The EPA insists, all evidence to the contrary notwithstanding, that the literature is replete with scientific evidence that fluoride is safe and effective. Yet, in court actions that offer an opportunity for that evidence to be made available to the public they came up empty.

In a case against fluoridation tried in Alleghany County, Pennsylvania in 1978, Judge John P. Flaherty stated in his decision, “The evidence is quite convincing that the addition of sodium fluoride to the public water supply at one part per million is extremely deleterious to the body and a review of the evidence will disclose that there is no convincing evidence to the contrary.”

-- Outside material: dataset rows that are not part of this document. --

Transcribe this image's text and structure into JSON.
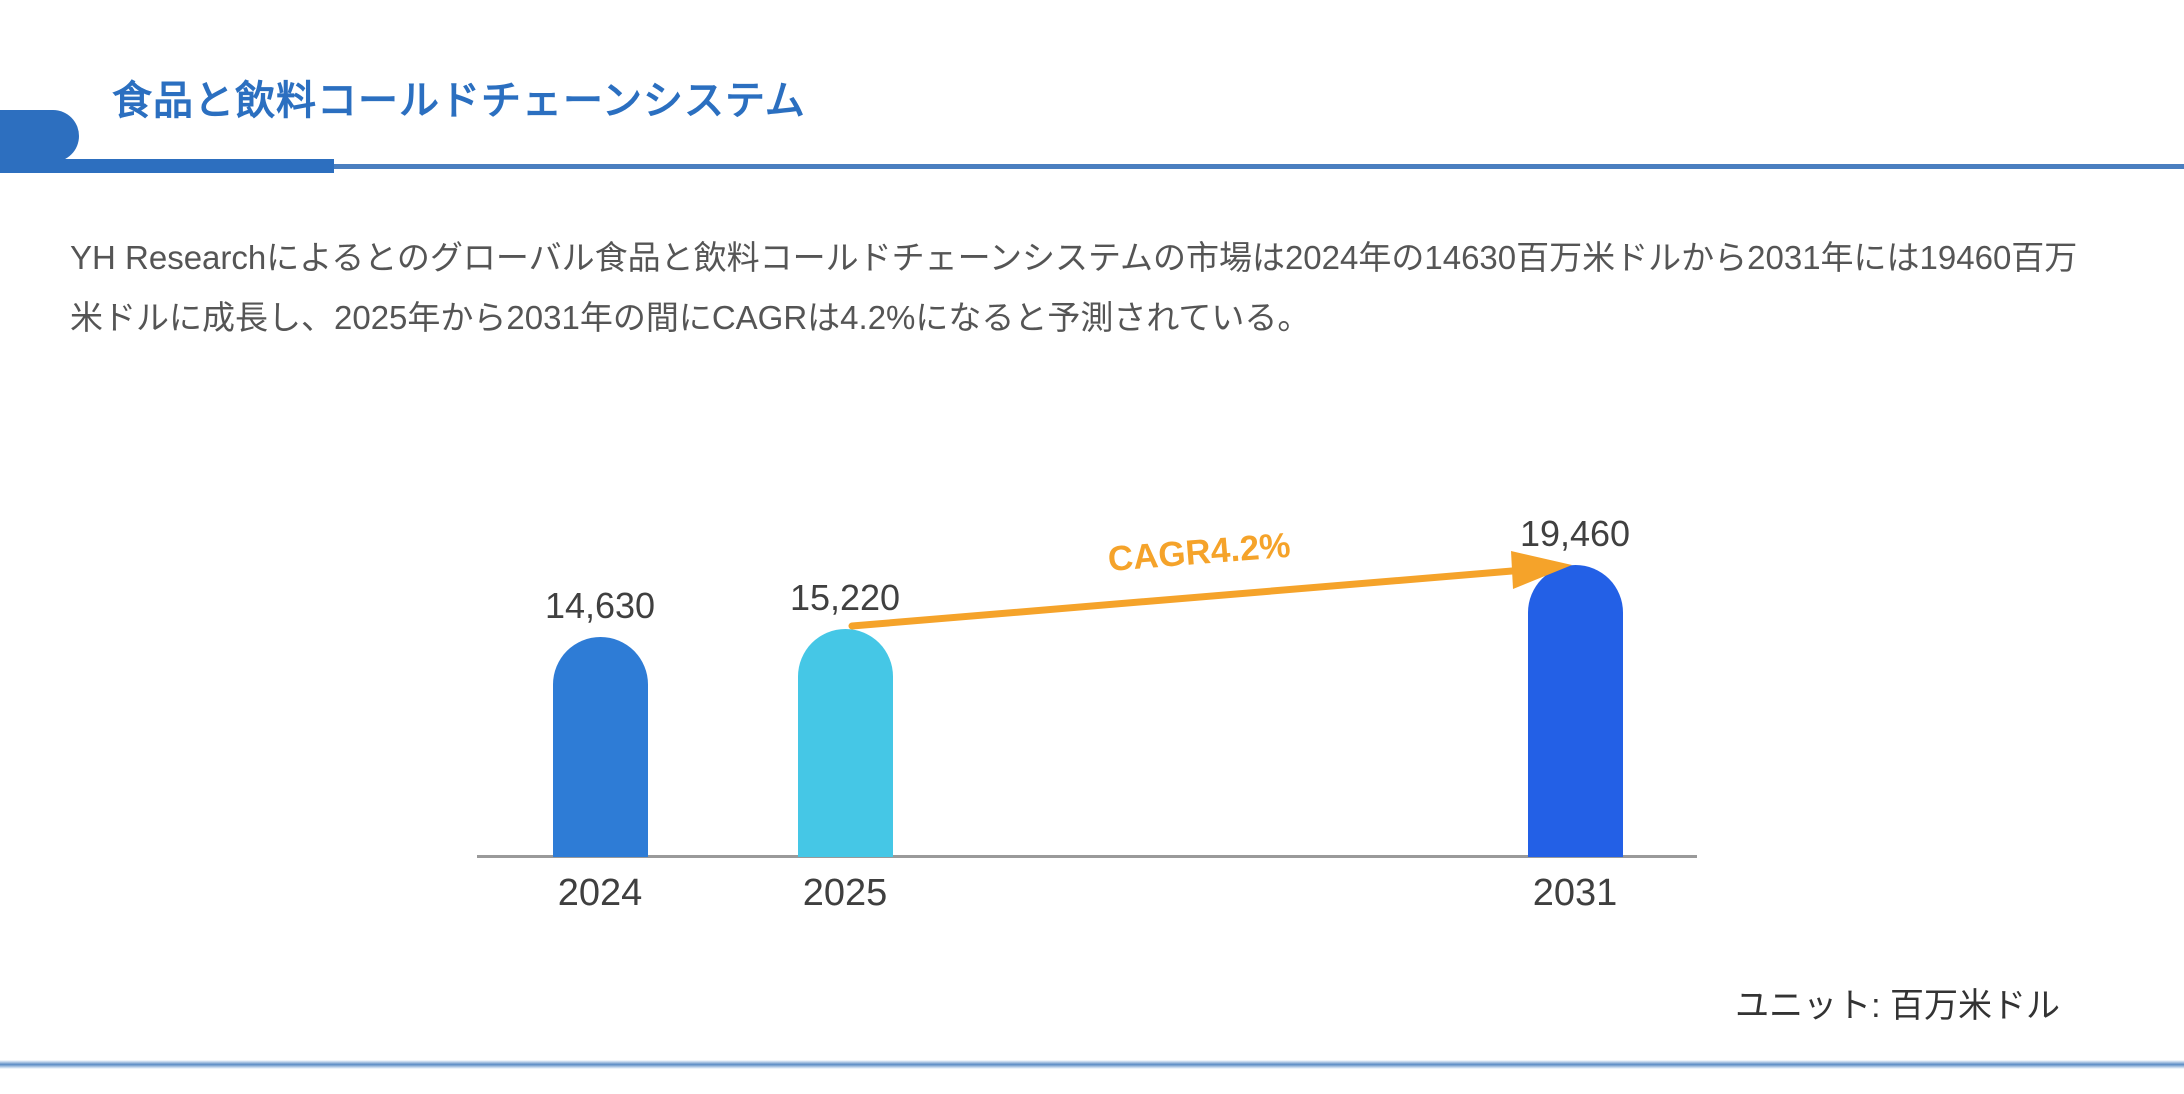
{
  "header": {
    "title": "食品と飲料コールドチェーンシステム",
    "accent_color": "#2D6FBF"
  },
  "summary": {
    "text": "YH Researchによるとのグローバル食品と飲料コールドチェーンシステムの市場は2024年の14630百万米ドルから2031年には19460百万米ドルに成長し、2025年から2031年の間にCAGRは4.2%になると予測されている。"
  },
  "chart_data": {
    "type": "bar",
    "title": "",
    "categories": [
      "2024",
      "2025",
      "2031"
    ],
    "values": [
      14630,
      15220,
      19460
    ],
    "value_labels": [
      "14,630",
      "15,220",
      "19,460"
    ],
    "bar_colors": [
      "#2E7CD6",
      "#45C7E6",
      "#2360E6"
    ],
    "ylim": [
      0,
      19460
    ],
    "grid": false,
    "legend": false,
    "xlabel": "",
    "ylabel": "",
    "axis_color": "#9A9A9A",
    "label_color": "#404040",
    "annotation": {
      "label": "CAGR4.2%",
      "color": "#F5A32A",
      "from_category": "2025",
      "to_category": "2031"
    },
    "unit_label": "ユニット: 百万米ドル"
  }
}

In 1982 in the case of the Pure Water Committee vs. Illinois Department of Health, Judge Ronald A. Niemann in his decision, referring to the state’s case, said: “This record is barren of any creditable or reputable epidemiological studies and/ or analysis of historical data which would support the Illinois legislature’s determination that fluoridation of public water supplies is a safe and effective way for promoting public health.”

Pro fluoridationists have in the past requested the FDA to include sodium fluoride on its list of ingredients Generally Regarded as Safe, referred to as the GRAS list. The agency refused to do so. It is logical, therefore, to assume that the FDA does not regard sodium fluoride to be safe. We cannot argue with that position. After all, the American Toxicology Association rates fluorides as somewhat more toxic than lead and slightly less toxic than arsenic.

There are no whistleblowers at the FDA like Dr. Marcus. An appropriate rating for each of these federal “consumer protection” agencies would be F minus.

The final word on this lamentable situation should come from Dr. Alfred Taylor of the University of Texas: “It [fluoridation] will someday be recognized as the most lethal and stupid ‘health program’ ever conceived by the mind of man, witch doctors and blood letters not excepted.”

Nicholas Daflos is Chairman of the FACT Safe Water Committee.